Yes free food and accom. Not much wage its only 500 usd a month. But I ain't doing it to get rich. Thanks


----------



## PaulAshton (Nov 18, 2011)

scottryan1992 said:


> Yes free food and accom. Not much wage its only 500 usd a month. But I ain't doing it to get rich. Thanks


That's about 3000 LE, as you are getting free food and board that's very good for Egypt in the current times, more than many Egyptians, if you are getting USD it will go far.

If USD payments are via Western Union or Moneygram always keep a reserve as sometimes the offices are shut you arrive and they are praying or the systems do not work or various other issues, make sure you do not lose your passport or no payments...guard it with your life and ensure they DO NOT leave it on the photo copy machine as they are often half asleep


----------



## GM1 (Sep 30, 2008)

What I have read is that most entertainment work is long hours (also for preparing/training for shows) and working (almost) everyday. 
Good luck!


----------



## expatagogo (May 31, 2010)

I just came back to Egypt with a one way ticket. 

Not one question at the airport, just paid the $15 fee for the tourist stamp and that was it.


----------



## MaidenScotland (Jun 6, 2009)

expatagogo said:


> I just came back to Egypt with a one way ticket.
> 
> Not one question at the airport, just paid the $15 fee for the tourist stamp and that was it.



It wasn't a case of you will not be allowed in with a one way ticket Lanson was saying it is often cheaper to buy a return and not use the return part.


----------



## expatagogo (May 31, 2010)

MaidenScotland said:


> It wasn't a case of you will not be allowed in with a one way ticket Lanson was saying it is often cheaper to buy a return and not use the return part.


Ah, I didn't read closely. 

My apologies.


----------



## Lanason (Sep 1, 2009)

MaidenScotland said:


> . . . . Lanson . . . . ..



LanaAson :boxing: :loco:


----------



## MaidenScotland (Jun 6, 2009)

Lanason said:


> LanaAson :boxing: :loco:




Isn't Lanson a cream for an itch?? perhaps I got the right name x


----------



## Lanason (Sep 1, 2009)

No its the name of a very famous Champagne.

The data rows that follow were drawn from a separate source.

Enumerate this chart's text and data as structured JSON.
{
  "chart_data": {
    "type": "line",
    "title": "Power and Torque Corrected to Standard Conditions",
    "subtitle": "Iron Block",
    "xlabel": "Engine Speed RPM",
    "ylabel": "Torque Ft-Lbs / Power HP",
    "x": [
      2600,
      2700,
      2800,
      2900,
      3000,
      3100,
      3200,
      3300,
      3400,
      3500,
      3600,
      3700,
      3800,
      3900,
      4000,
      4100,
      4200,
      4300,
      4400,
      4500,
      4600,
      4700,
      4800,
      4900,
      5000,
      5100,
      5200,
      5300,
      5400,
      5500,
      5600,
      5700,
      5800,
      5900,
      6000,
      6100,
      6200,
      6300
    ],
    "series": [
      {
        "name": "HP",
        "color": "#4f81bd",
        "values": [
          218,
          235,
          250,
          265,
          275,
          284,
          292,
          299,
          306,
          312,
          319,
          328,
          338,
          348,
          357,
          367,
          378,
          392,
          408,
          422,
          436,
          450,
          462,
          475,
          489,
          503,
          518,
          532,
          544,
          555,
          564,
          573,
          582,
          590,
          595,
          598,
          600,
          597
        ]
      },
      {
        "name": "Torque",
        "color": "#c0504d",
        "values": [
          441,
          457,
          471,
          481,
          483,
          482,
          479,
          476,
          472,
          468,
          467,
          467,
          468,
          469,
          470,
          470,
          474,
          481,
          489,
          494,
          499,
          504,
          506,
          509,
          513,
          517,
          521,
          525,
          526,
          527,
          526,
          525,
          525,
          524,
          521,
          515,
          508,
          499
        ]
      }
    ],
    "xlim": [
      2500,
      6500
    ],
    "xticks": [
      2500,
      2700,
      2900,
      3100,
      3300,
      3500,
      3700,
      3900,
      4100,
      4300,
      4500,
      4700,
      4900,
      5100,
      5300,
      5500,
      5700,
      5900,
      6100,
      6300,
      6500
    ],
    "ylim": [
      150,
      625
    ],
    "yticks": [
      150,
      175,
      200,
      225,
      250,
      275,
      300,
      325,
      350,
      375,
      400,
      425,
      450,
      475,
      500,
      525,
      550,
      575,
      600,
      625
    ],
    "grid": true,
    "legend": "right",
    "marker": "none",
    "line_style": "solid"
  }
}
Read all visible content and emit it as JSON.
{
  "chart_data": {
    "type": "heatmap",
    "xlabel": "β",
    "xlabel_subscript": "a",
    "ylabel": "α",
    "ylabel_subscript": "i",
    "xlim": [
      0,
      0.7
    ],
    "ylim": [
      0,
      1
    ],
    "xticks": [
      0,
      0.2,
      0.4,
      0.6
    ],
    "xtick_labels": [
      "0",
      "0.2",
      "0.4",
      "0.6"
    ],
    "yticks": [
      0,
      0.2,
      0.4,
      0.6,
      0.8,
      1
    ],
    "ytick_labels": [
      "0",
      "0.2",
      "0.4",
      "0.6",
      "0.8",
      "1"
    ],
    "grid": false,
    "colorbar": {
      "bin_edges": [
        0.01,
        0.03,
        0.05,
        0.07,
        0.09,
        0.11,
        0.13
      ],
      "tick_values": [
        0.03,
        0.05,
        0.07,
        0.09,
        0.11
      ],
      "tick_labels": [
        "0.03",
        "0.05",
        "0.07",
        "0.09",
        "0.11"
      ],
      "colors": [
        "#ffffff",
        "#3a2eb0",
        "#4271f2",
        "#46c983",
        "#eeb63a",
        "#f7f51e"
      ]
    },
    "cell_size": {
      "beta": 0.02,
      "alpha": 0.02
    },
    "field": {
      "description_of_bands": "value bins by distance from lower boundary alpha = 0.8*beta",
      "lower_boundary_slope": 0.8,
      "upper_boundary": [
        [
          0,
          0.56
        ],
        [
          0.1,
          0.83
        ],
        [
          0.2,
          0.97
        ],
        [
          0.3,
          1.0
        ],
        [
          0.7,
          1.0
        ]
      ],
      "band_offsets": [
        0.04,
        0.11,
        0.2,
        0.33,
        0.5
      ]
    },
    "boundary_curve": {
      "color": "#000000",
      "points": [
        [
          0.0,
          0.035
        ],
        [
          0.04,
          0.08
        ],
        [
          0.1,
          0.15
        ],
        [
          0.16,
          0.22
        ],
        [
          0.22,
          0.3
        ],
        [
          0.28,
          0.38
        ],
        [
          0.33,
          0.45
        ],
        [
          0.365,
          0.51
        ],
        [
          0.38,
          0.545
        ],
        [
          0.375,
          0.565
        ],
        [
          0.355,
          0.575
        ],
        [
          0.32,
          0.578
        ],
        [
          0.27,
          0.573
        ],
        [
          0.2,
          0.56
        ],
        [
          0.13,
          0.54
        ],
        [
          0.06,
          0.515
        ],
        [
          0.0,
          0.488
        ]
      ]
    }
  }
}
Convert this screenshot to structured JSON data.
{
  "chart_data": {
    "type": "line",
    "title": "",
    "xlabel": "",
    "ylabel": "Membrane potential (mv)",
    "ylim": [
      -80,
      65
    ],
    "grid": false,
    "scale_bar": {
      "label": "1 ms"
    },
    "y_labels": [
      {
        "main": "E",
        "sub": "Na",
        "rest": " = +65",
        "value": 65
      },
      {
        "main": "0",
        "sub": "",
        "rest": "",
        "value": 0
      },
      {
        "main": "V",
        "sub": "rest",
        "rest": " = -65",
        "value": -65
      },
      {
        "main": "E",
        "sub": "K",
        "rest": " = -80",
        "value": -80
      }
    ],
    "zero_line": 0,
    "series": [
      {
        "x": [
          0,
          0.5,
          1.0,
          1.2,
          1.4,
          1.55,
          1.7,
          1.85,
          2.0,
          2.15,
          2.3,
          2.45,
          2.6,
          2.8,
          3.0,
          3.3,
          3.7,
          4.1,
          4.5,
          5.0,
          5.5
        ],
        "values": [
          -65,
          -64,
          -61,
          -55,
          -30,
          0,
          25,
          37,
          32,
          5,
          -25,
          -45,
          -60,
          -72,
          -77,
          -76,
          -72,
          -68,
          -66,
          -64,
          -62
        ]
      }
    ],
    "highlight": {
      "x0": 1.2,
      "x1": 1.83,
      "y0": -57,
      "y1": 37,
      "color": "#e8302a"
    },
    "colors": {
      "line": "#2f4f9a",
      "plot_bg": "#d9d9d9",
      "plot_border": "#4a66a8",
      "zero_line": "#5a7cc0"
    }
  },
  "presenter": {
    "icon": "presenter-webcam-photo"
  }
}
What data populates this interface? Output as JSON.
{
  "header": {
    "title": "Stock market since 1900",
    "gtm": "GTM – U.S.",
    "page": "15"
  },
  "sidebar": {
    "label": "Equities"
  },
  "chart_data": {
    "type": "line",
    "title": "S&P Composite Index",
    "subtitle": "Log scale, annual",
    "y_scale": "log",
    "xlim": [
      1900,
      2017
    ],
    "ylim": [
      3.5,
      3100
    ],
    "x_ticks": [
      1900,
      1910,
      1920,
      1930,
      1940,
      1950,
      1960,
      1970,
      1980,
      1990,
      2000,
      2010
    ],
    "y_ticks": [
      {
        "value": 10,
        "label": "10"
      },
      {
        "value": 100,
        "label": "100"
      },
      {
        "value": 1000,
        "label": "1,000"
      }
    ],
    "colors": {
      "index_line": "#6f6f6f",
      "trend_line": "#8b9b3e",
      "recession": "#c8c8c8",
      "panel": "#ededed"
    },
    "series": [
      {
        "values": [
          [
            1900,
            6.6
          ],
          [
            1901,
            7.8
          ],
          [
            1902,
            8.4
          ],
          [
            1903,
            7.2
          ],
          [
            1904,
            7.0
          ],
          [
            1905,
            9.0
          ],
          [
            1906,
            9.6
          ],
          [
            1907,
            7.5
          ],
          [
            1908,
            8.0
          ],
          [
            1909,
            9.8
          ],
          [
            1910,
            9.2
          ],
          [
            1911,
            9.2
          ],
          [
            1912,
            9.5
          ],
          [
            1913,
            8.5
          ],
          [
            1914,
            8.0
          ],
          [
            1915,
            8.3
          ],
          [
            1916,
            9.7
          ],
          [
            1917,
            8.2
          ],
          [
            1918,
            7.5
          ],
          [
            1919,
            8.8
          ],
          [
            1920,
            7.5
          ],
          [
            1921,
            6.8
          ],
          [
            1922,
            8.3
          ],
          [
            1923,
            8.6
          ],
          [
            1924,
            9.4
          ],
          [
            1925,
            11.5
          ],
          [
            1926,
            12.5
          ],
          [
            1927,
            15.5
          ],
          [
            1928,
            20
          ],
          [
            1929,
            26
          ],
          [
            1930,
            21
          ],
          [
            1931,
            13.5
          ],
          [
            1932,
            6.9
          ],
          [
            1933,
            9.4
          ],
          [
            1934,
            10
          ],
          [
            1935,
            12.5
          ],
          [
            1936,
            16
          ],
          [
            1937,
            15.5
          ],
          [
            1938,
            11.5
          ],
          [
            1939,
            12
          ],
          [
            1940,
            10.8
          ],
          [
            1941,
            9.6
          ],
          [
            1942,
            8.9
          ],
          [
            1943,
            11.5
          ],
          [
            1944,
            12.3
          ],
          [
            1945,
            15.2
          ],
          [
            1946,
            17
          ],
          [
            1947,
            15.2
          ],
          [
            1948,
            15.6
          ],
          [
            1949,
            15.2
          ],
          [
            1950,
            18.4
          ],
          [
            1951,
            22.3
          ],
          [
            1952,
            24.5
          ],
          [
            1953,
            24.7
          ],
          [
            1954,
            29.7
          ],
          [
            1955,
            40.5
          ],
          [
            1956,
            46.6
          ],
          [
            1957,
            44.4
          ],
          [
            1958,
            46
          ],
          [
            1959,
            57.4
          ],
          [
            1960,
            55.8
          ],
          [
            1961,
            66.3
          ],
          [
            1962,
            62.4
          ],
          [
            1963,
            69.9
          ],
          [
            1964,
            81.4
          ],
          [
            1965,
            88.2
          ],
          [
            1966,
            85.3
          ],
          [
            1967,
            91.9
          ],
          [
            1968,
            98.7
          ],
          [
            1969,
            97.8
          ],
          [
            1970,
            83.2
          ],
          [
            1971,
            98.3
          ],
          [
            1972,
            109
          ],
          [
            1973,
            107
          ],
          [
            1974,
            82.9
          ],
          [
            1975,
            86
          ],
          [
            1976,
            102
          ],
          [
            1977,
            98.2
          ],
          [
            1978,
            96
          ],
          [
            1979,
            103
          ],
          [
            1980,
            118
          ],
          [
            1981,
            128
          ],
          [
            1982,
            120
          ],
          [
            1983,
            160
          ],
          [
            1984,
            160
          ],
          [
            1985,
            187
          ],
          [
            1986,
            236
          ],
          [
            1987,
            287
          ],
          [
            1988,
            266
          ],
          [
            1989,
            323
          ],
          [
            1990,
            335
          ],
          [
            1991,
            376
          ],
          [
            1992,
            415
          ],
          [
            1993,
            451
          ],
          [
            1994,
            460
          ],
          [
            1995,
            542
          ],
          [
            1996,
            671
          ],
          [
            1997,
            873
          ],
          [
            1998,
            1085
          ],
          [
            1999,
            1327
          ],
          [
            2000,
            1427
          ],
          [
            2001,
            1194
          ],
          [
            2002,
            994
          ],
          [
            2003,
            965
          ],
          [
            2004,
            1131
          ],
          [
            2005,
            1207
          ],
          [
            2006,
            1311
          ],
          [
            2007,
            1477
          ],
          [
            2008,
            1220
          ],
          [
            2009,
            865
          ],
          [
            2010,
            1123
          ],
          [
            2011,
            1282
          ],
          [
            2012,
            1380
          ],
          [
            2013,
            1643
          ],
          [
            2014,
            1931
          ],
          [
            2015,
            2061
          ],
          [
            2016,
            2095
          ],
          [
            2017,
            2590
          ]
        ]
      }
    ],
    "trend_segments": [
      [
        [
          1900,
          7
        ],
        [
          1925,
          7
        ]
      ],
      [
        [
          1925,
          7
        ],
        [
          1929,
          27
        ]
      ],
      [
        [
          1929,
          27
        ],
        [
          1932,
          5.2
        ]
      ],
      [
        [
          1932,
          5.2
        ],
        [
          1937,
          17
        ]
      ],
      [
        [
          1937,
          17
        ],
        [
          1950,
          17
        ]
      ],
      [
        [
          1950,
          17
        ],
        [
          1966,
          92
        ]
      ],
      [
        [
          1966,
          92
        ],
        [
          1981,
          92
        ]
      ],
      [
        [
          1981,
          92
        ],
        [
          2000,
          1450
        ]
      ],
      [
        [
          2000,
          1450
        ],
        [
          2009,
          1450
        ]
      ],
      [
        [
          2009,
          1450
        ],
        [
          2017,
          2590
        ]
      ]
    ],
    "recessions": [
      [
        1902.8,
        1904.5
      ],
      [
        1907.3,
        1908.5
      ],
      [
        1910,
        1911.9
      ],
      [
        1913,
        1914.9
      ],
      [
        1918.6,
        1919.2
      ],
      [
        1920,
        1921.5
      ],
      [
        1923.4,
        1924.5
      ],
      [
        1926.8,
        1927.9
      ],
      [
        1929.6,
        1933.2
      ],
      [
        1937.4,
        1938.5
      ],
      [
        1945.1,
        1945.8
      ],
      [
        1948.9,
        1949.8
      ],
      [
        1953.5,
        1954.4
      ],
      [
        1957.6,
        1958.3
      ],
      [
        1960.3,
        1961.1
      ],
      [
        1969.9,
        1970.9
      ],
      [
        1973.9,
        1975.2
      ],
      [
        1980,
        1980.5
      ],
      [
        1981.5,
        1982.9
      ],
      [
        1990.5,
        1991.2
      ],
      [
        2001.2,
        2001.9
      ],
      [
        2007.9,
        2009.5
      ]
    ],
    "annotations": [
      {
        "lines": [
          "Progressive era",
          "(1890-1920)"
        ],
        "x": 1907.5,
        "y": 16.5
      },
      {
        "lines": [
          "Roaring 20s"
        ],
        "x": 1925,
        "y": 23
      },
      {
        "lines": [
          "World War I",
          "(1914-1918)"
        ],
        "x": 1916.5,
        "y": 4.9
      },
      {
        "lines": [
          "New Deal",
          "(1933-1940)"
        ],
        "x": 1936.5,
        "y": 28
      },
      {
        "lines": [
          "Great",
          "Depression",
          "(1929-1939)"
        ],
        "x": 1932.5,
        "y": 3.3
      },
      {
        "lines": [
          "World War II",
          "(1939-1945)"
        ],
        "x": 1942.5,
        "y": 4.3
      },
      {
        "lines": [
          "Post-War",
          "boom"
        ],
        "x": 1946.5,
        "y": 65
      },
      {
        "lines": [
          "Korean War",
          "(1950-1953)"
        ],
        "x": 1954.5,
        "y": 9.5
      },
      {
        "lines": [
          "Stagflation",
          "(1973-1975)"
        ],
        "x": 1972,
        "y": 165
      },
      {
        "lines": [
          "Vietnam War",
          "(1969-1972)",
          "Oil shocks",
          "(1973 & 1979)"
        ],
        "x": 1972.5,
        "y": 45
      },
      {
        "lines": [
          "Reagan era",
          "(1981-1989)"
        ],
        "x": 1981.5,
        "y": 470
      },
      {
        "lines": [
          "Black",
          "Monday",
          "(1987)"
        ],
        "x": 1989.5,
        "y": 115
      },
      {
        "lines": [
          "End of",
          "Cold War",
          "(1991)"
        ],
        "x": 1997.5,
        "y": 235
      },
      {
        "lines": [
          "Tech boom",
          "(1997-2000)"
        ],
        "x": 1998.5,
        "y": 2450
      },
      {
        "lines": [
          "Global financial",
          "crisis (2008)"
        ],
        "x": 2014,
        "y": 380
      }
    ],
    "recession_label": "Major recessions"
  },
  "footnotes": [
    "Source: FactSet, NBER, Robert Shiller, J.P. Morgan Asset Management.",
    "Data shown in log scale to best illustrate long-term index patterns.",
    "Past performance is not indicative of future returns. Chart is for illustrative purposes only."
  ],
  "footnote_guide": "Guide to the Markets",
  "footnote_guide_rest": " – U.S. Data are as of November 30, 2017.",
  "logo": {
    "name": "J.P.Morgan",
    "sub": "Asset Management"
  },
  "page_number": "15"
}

unless of course you rub it on your itches


----------



## MaidenScotland (Jun 6, 2009)

Lanason said:


> No its the name of a very famous Champagne.
> 
> unless of course you rub it on your itches




I'm teetotal  

you always make me laugh,


----------



## Lanason (Sep 1, 2009)

MaidenScotland said:


> I'm teetotal
> 
> you always make me laugh,


"always" :faint:

even when I get sunstroke :eyebrows: I wasnt laffing that day uke:


----------